Also winning an honorable mention was George Armenantes' delicate-looking vase made from the hollowed-out root of an ailanthus tree. But the judges - who included furniture designer Lyn Godley, Surface magazine editor Laetitia Wolff, and Adam Kamens and Mark Gisi, who run the local company Amuneal Metal Forms - said the entry would have been stronger if its accompanying story board had explained more about the product.
Among their questions: "How would it be packaged? How long would it last? Would it dissolve in sunlight sitting on a table?"
Third-place winner Keith Hatton, who came up with the "Rift" wooden vase, was praised for the research that went into discerning that strips of end-grain cherry would split apart from contact with moisture to achieve a petal-like effect at the vessel's mouth. A polyurethane coating inside kept the rest of the vase intact.

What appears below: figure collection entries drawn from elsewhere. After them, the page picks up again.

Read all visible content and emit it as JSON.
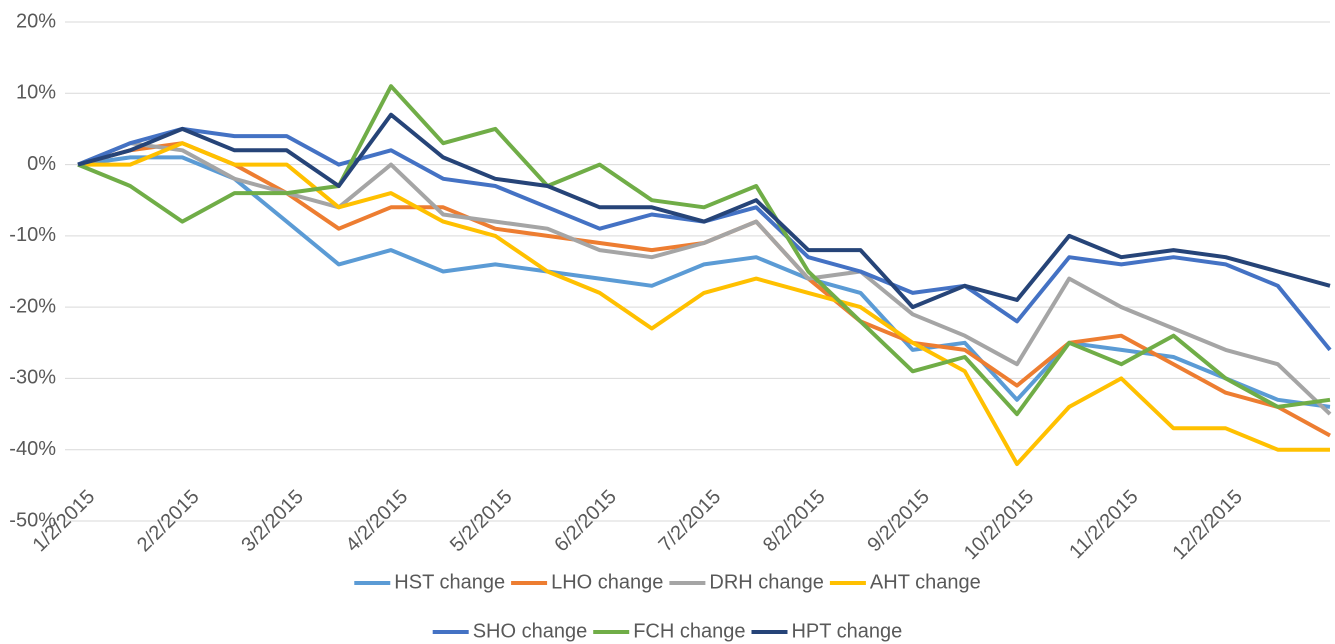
{
  "chart_data": {
    "type": "line",
    "categories": [
      "1/2/2015",
      null,
      "2/2/2015",
      null,
      "3/2/2015",
      null,
      "4/2/2015",
      null,
      "5/2/2015",
      null,
      "6/2/2015",
      null,
      "7/2/2015",
      null,
      "8/2/2015",
      null,
      "9/2/2015",
      null,
      "10/2/2015",
      null,
      "11/2/2015",
      null,
      "12/2/2015",
      null,
      null
    ],
    "series": [
      {
        "name": "HST change",
        "color": "#5b9bd5",
        "values": [
          0,
          1,
          1,
          -2,
          -8,
          -14,
          -12,
          -15,
          -14,
          -15,
          -16,
          -17,
          -14,
          -13,
          -16,
          -18,
          -26,
          -25,
          -33,
          -25,
          -26,
          -27,
          -30,
          -33,
          -34
        ]
      },
      {
        "name": "LHO change",
        "color": "#ed7d31",
        "values": [
          0,
          2,
          3,
          0,
          -4,
          -9,
          -6,
          -6,
          -9,
          -10,
          -11,
          -12,
          -11,
          -8,
          -16,
          -22,
          -25,
          -26,
          -31,
          -25,
          -24,
          -28,
          -32,
          -34,
          -38
        ]
      },
      {
        "name": "DRH change",
        "color": "#a5a5a5",
        "values": [
          0,
          3,
          2,
          -2,
          -4,
          -6,
          0,
          -7,
          -8,
          -9,
          -12,
          -13,
          -11,
          -8,
          -16,
          -15,
          -21,
          -24,
          -28,
          -16,
          -20,
          -23,
          -26,
          -28,
          -35
        ]
      },
      {
        "name": "AHT change",
        "color": "#ffc000",
        "values": [
          0,
          0,
          3,
          0,
          0,
          -6,
          -4,
          -8,
          -10,
          -15,
          -18,
          -23,
          -18,
          -16,
          -18,
          -20,
          -25,
          -29,
          -42,
          -34,
          -30,
          -37,
          -37,
          -40,
          -40
        ]
      },
      {
        "name": "SHO change",
        "color": "#4472c4",
        "values": [
          0,
          3,
          5,
          4,
          4,
          0,
          2,
          -2,
          -3,
          -6,
          -9,
          -7,
          -8,
          -6,
          -13,
          -15,
          -18,
          -17,
          -22,
          -13,
          -14,
          -13,
          -14,
          -17,
          -26
        ]
      },
      {
        "name": "FCH change",
        "color": "#70ad47",
        "values": [
          0,
          -3,
          -8,
          -4,
          -4,
          -3,
          11,
          3,
          5,
          -3,
          0,
          -5,
          -6,
          -3,
          -15,
          -22,
          -29,
          -27,
          -35,
          -25,
          -28,
          -24,
          -30,
          -34,
          -33
        ]
      },
      {
        "name": "HPT change",
        "color": "#264478",
        "values": [
          0,
          2,
          5,
          2,
          2,
          -3,
          7,
          1,
          -2,
          -3,
          -6,
          -6,
          -8,
          -5,
          -12,
          -12,
          -20,
          -17,
          -19,
          -10,
          -13,
          -12,
          -13,
          -15,
          -17
        ]
      }
    ],
    "ylim": [
      -50,
      20
    ],
    "yticks": [
      {
        "value": -50,
        "label": "-50%"
      },
      {
        "value": -40,
        "label": "-40%"
      },
      {
        "value": -30,
        "label": "-30%"
      },
      {
        "value": -20,
        "label": "-20%"
      },
      {
        "value": -10,
        "label": "-10%"
      },
      {
        "value": 0,
        "label": "0%"
      },
      {
        "value": 10,
        "label": "10%"
      },
      {
        "value": 20,
        "label": "20%"
      }
    ],
    "grid": true,
    "legend": "bottom"
  }
}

"But we thought if it were taller, it would be much more dramatic," Gisi said.
The judges' critique of second-place winner Sharon Chow's futuristic clear-vinyl, drawstring-bag vase focused on the garish bouquet the piece displayed.
"The flowers she chose were really, really bad," Godley said. "They competed with the beauty of the vase."
Getting high marks for beauty, of course, was Duncan's ice-sculpture vase, whose frozen surface was embedded not only with flowers but with glass beads that dropped with a quiet clatter as the object slowly melted on a plate.
Said judge Wolff: "We were charmed by the poetry of it."